Voice of Witness is a nonprofit that empowers those most closely affected by contemporary social injustice. Using oral history as a foundation, they record narratives that depict human rights crises around the world through the stories of the men, women and children who experience them. Voice of Witness was co-founded by author Dave Eggers, who helped shape the creation of the Fund’s First Person Stories series. Here, he shares his thoughts on the power of stories to help progress social change.
Why have you turned to oral history as a way to connect people to important social justice issues?
There are a bunch of reasons. First of all, from a reader’s standpoint, first-person narratives have a unique immediacy and power. There’s really nothing as direct and electric as hearing one person’s voice describing clearly and powerfully what they’ve seen and done. That direct connection with a reader enables the narrator to explain their place in complex sociopolitical environments in a way that third-person nonfiction sometimes can’t. To understand the plight of undocumented workers, for instance, I think every reader needs to walk a few miles in their shoes, to see the world through their eyes. So that’s how the reader benefits. On the other side, many of the social justice crises we face here in the United States and around the world are about people not having a voice. By sharing the first-person narratives of undocumented immigrants, wrongfully convicted prisoners and political refugees, Voice of Witness seeks to allow those who are ignored, marginalized and stripped of their humanity to finally tell their stories. The goal is to allow them to be counted and named, to have their identity reclaimed through storytelling.
What do first-person stories offer that’s different from how issues like immigrant rights normally are covered in today’s media?
The media is always limited by space and attention span. If they’re covering Zimbabwe in the TV news, it’s for 15 or 20 seconds, and it’s about the broader issues—political maneuvering, recent crises, that kind of thing. So the consumer of media reports gets a flyover view of the events. But oral history really puts you on the street level. And I think these narratives, by walking the reader through the events, step by step, clarify history in a way that some media reports struggle to.
What makes a good first-person story?
The first thing we encourage our interviewers to ask is “What was your childhood like?” We’re determined to represent the whole person and their whole life, so we start from the start. Otherwise the narrator can feel violated—that the only interesting thing about themselves is the fact that they were victimized. On the reader side, including the narrator’s whole life—or moments from his or her whole life—helps engender understanding and connection. A good story offers something that all of us can relate to. It introduces us to someone we can empathize with, even if they are very different from us in terms of their background or where they’re from or the language they speak or the conditions of their life.

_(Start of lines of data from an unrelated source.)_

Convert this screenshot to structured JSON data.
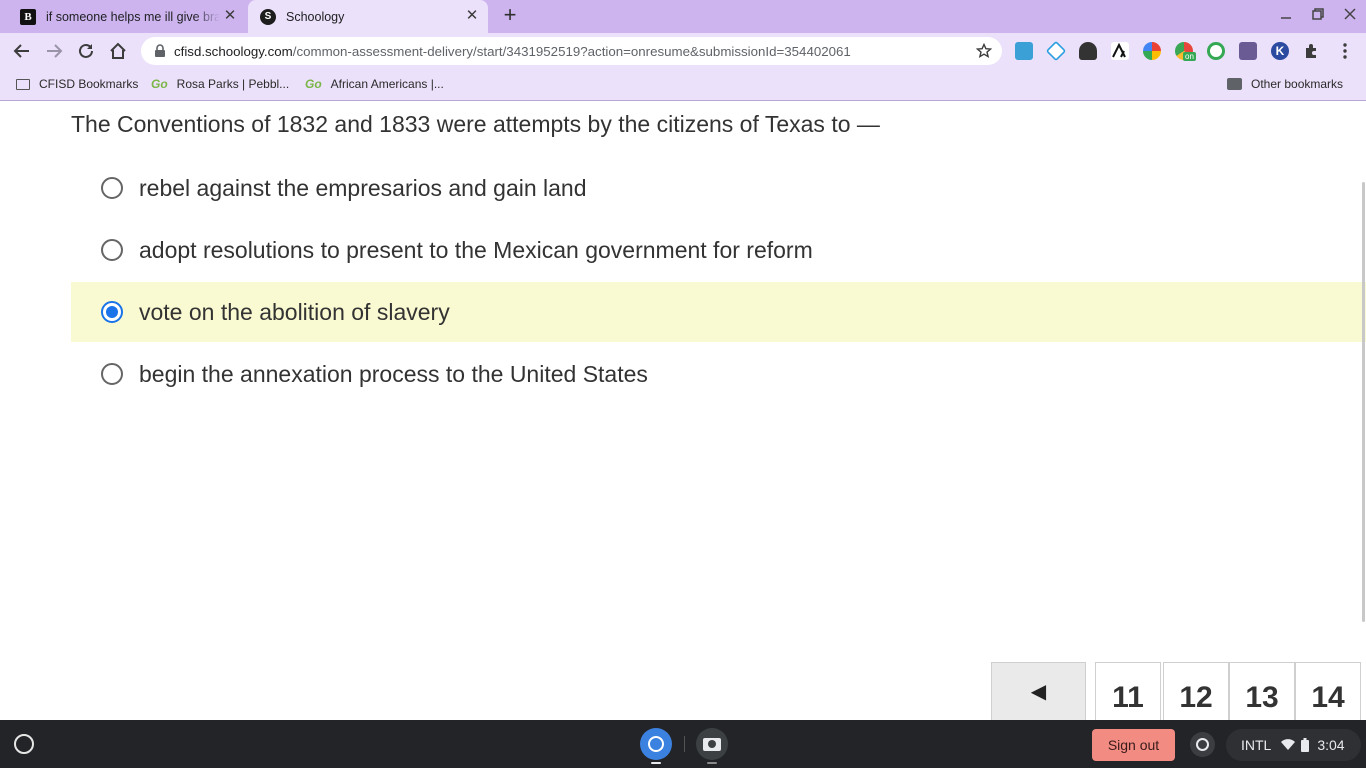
{
  "browser": {
    "tabs": [
      {
        "title": "if someone helps me ill give brainliest",
        "icon": "brainly-icon"
      },
      {
        "title": "Schoology",
        "icon": "schoology-icon",
        "active": true
      }
    ],
    "url": {
      "host": "cfisd.schoology.com",
      "path": "/common-assessment-delivery/start/3431952519?action=onresume&submissionId=354402061"
    },
    "bookmarks": [
      {
        "label": "CFISD Bookmarks",
        "icon": "folder-icon"
      },
      {
        "label": "Rosa Parks | Pebbl...",
        "icon": "goguardian-icon",
        "prefix": "Go"
      },
      {
        "label": "African Americans |...",
        "icon": "goguardian-icon",
        "prefix": "Go"
      }
    ],
    "other_bookmarks": "Other bookmarks"
  },
  "assessment": {
    "question": "The Conventions of 1832 and 1833 were attempts by the citizens of Texas to —",
    "choices": [
      {
        "label": "rebel against the empresarios and gain land",
        "selected": false
      },
      {
        "label": "adopt resolutions to present to the Mexican government for reform",
        "selected": false
      },
      {
        "label": "vote on the abolition of slavery",
        "selected": true
      },
      {
        "label": "begin the annexation process to the United States",
        "selected": false
      }
    ],
    "pager": {
      "prev_icon": "◀",
      "pages": [
        "11",
        "12",
        "13",
        "14"
      ]
    }
  },
  "shelf": {
    "sign_out": "Sign out",
    "keyboard_layout": "INTL",
    "time": "3:04"
  },
  "colors": {
    "tab_strip": "#cdb4ef",
    "toolbar": "#ece1fa",
    "selected_choice_bg": "#fafad2",
    "radio_checked": "#1a73e8",
    "sign_out_bg": "#f28b82",
    "shelf": "#232428"
  }
}
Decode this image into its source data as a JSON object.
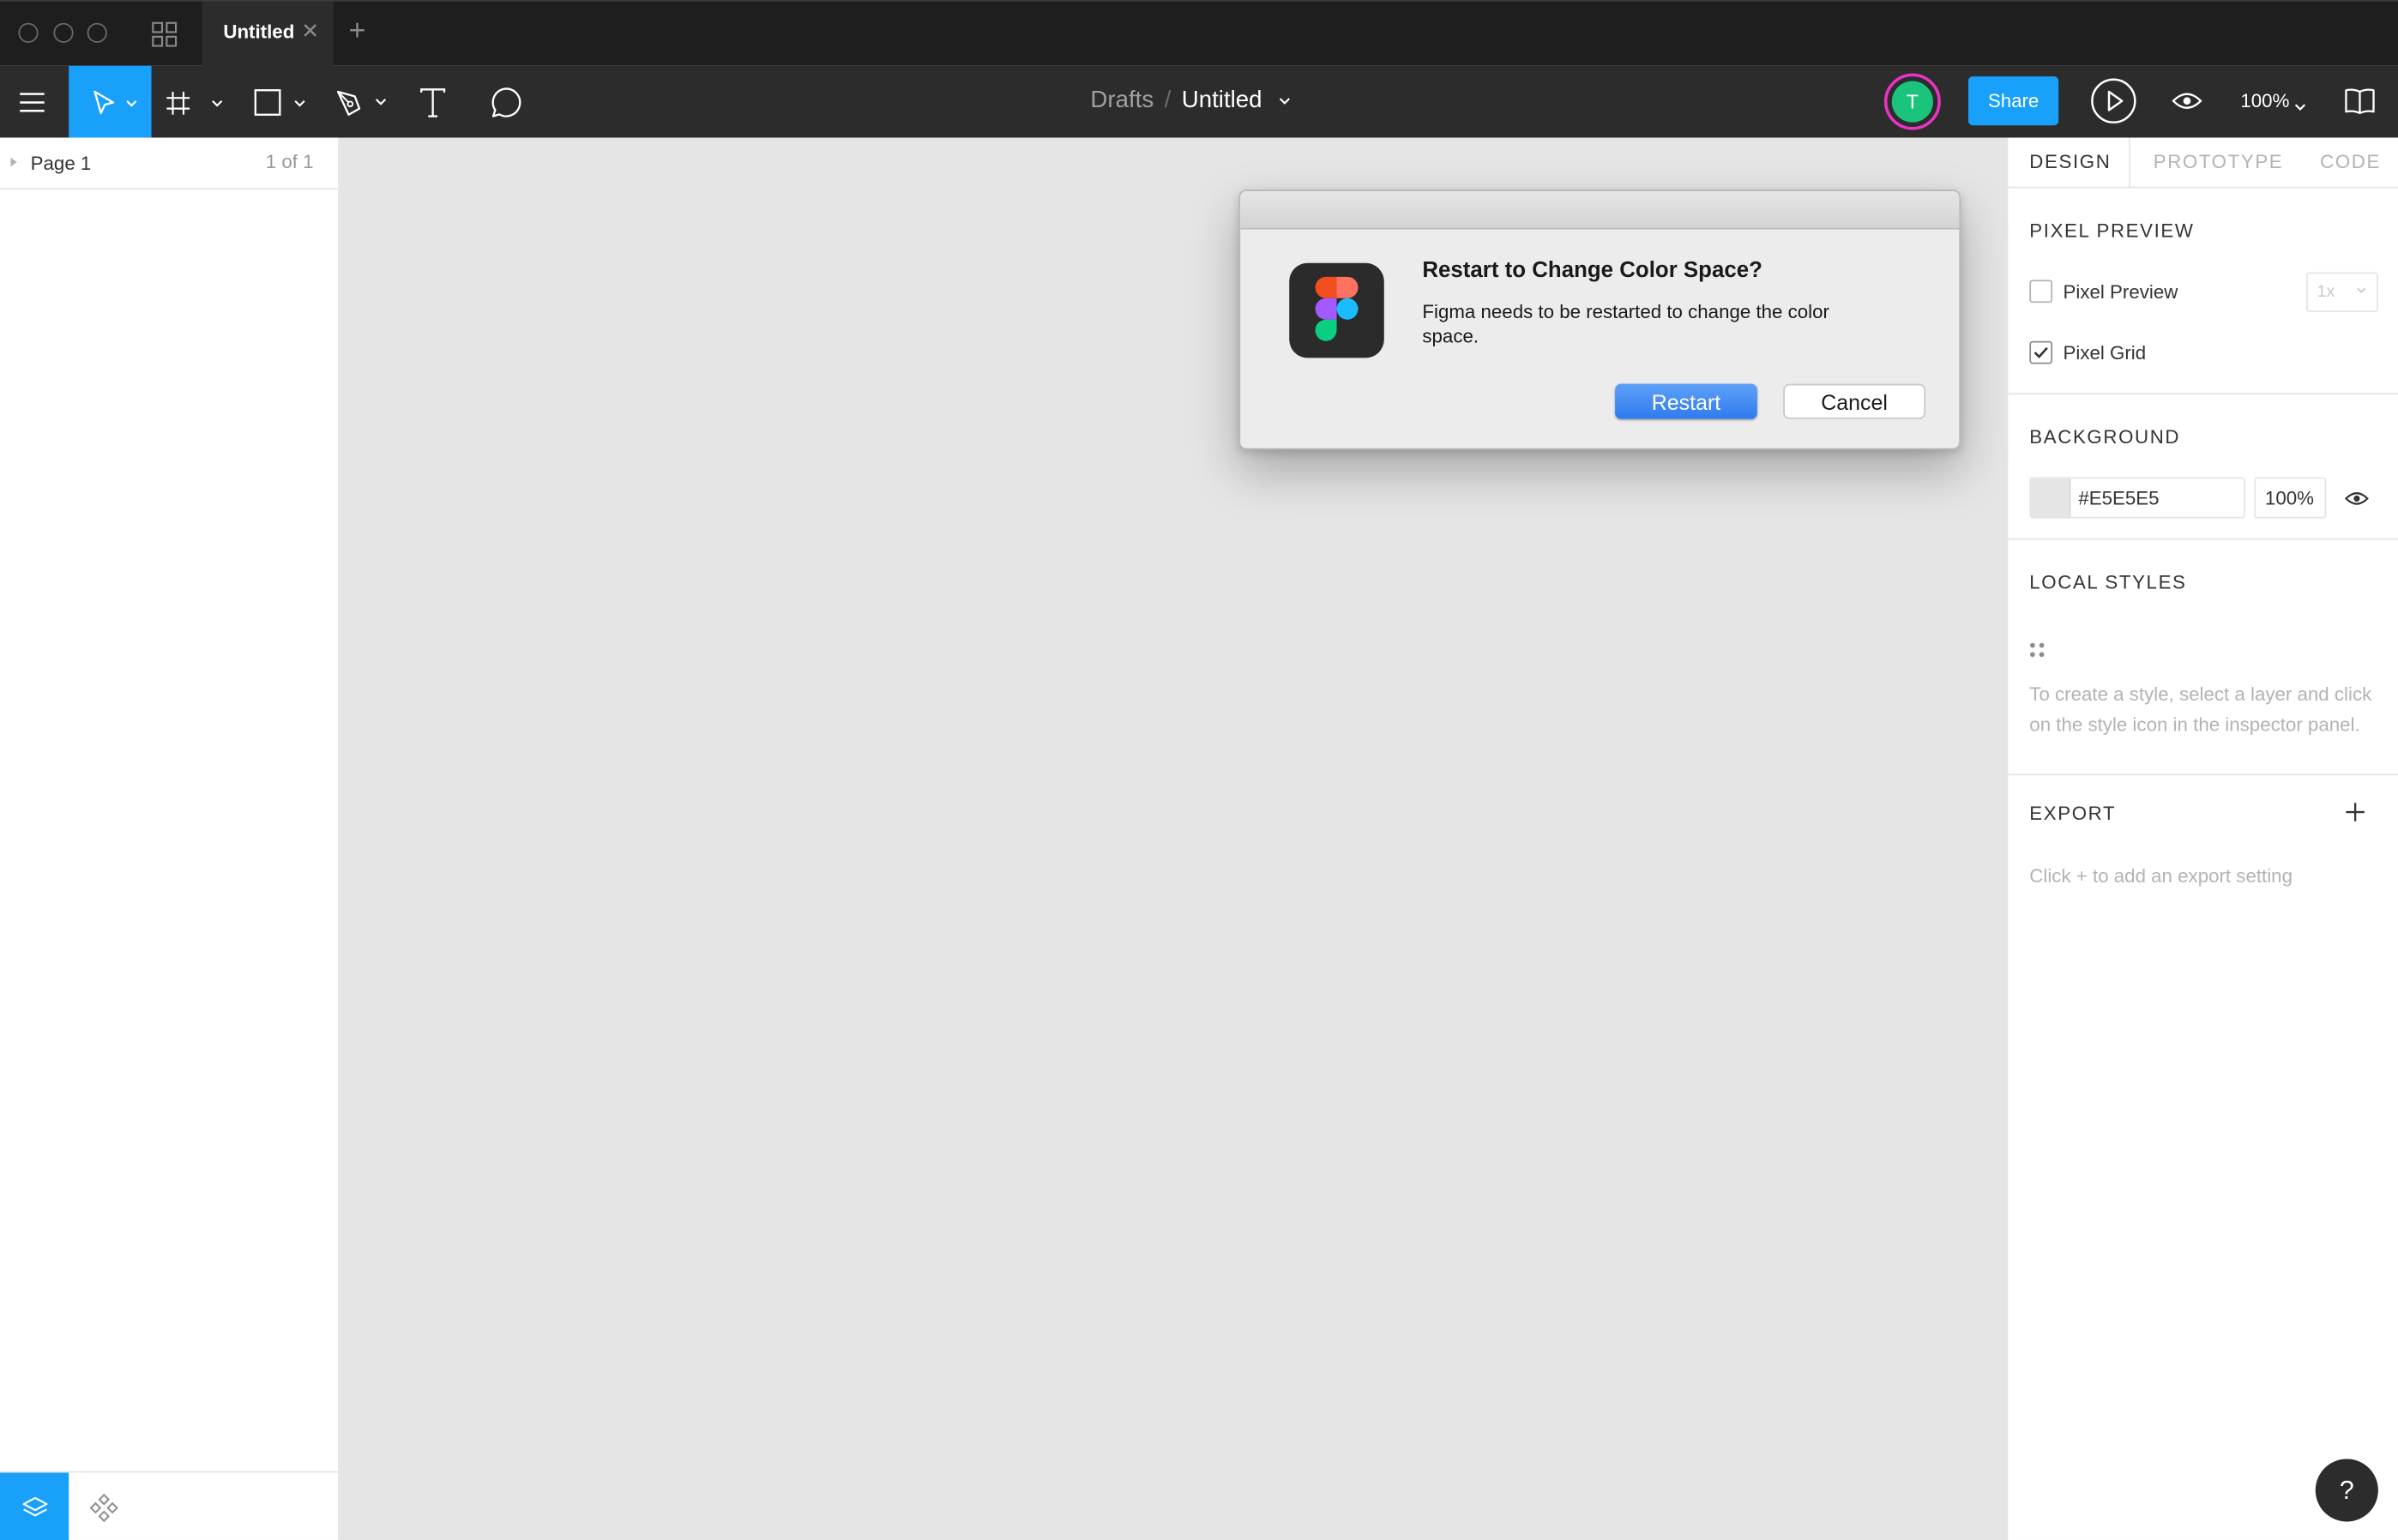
{
  "tabbar": {
    "tab_title": "Untitled",
    "tab_close": "✕",
    "tab_add": "+"
  },
  "toolbar": {
    "breadcrumb_parent": "Drafts",
    "breadcrumb_sep": "/",
    "file_title": "Untitled",
    "avatar_initial": "T",
    "share_label": "Share",
    "zoom_level": "100%"
  },
  "left_panel": {
    "page_name": "Page 1",
    "page_count": "1 of 1"
  },
  "right_panel": {
    "tabs": [
      {
        "label": "DESIGN",
        "active": true
      },
      {
        "label": "PROTOTYPE",
        "active": false
      },
      {
        "label": "CODE",
        "active": false
      }
    ],
    "pixel_preview": {
      "title": "PIXEL PREVIEW",
      "preview_label": "Pixel Preview",
      "preview_checked": false,
      "scale_value": "1x",
      "grid_label": "Pixel Grid",
      "grid_checked": true
    },
    "background": {
      "title": "BACKGROUND",
      "hex": "#E5E5E5",
      "opacity": "100%",
      "color": "#E5E5E5"
    },
    "local_styles": {
      "title": "LOCAL STYLES",
      "hint": "To create a style, select a layer and click on the style icon in the inspector panel."
    },
    "export": {
      "title": "EXPORT",
      "hint": "Click + to add an export setting"
    }
  },
  "help_label": "?",
  "dialog": {
    "title": "Restart to Change Color Space?",
    "message": "Figma needs to be restarted to change the color space.",
    "primary_label": "Restart",
    "secondary_label": "Cancel"
  },
  "icons": {
    "traffic_lights": [
      "window-close-icon",
      "window-minimize-icon",
      "window-zoom-icon"
    ],
    "tools": [
      "move-tool-icon",
      "frame-tool-icon",
      "shape-tool-icon",
      "pen-tool-icon",
      "text-tool-icon",
      "comment-tool-icon"
    ],
    "app_icon": "figma-logo-icon"
  },
  "colors": {
    "accent": "#18A0FB",
    "toolbar_bg": "#2C2C2C",
    "tabbar_bg": "#1E1E1E",
    "canvas_bg": "#E5E5E5",
    "avatar_bg": "#1BC47D",
    "avatar_ring": "#E934C3"
  }
}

What changes have you seen resulting from the first-person stories you have published?
Again and again we see narrators who feel empowered and self-possessed after telling their stories. It’s actually a process of reclaiming the narrative of your life. When we published our book about exonerated prisoners in the U.S., the narrators wrote to us saying that it was the first time their story had been told accurately and in full. That’s a big deal, especially to someone who’s felt wrongly accused or misunderstood. To finally have their narrative reclaimed—it’s very powerful. Even life-changing. In Underground America, we interviewed a man in San Francisco named Roberto. He’s an American whose family has been torn apart due to some of the more draconian immigration policies. After he published his narrative in the book, he said, “It was a relief. You feel like you’ve let go of something stressful. Like, one piece at a time, you’re lightening the burden you’ve been carrying on your shoulders.” Yasir, a narrator in Patriot Acts, our forthcoming book on post-9/11 injustice, said, “I hope people my age, or Muslim-American youth, can use me as an example to understand what their rights are and how to assert them—to be confident in what they are doing.”
How has your Voice of Witness work changed the way you think about these social justice issues?
Every time I think I know an issue, I find, after reading someone’s first-person narratives, that I didn’t know it at all. I read about immigration issues every day in the newspaper, and I know dozens of immigrants, but the depth and scope of these stories far surpassed anything I knew. I think for anyone who reads the narratives in these books, oral histories provide a far deeper understanding of any issue, historical event or crisis. They bring it back to a fully human place, where we can connect and empathize and, one hopes, act.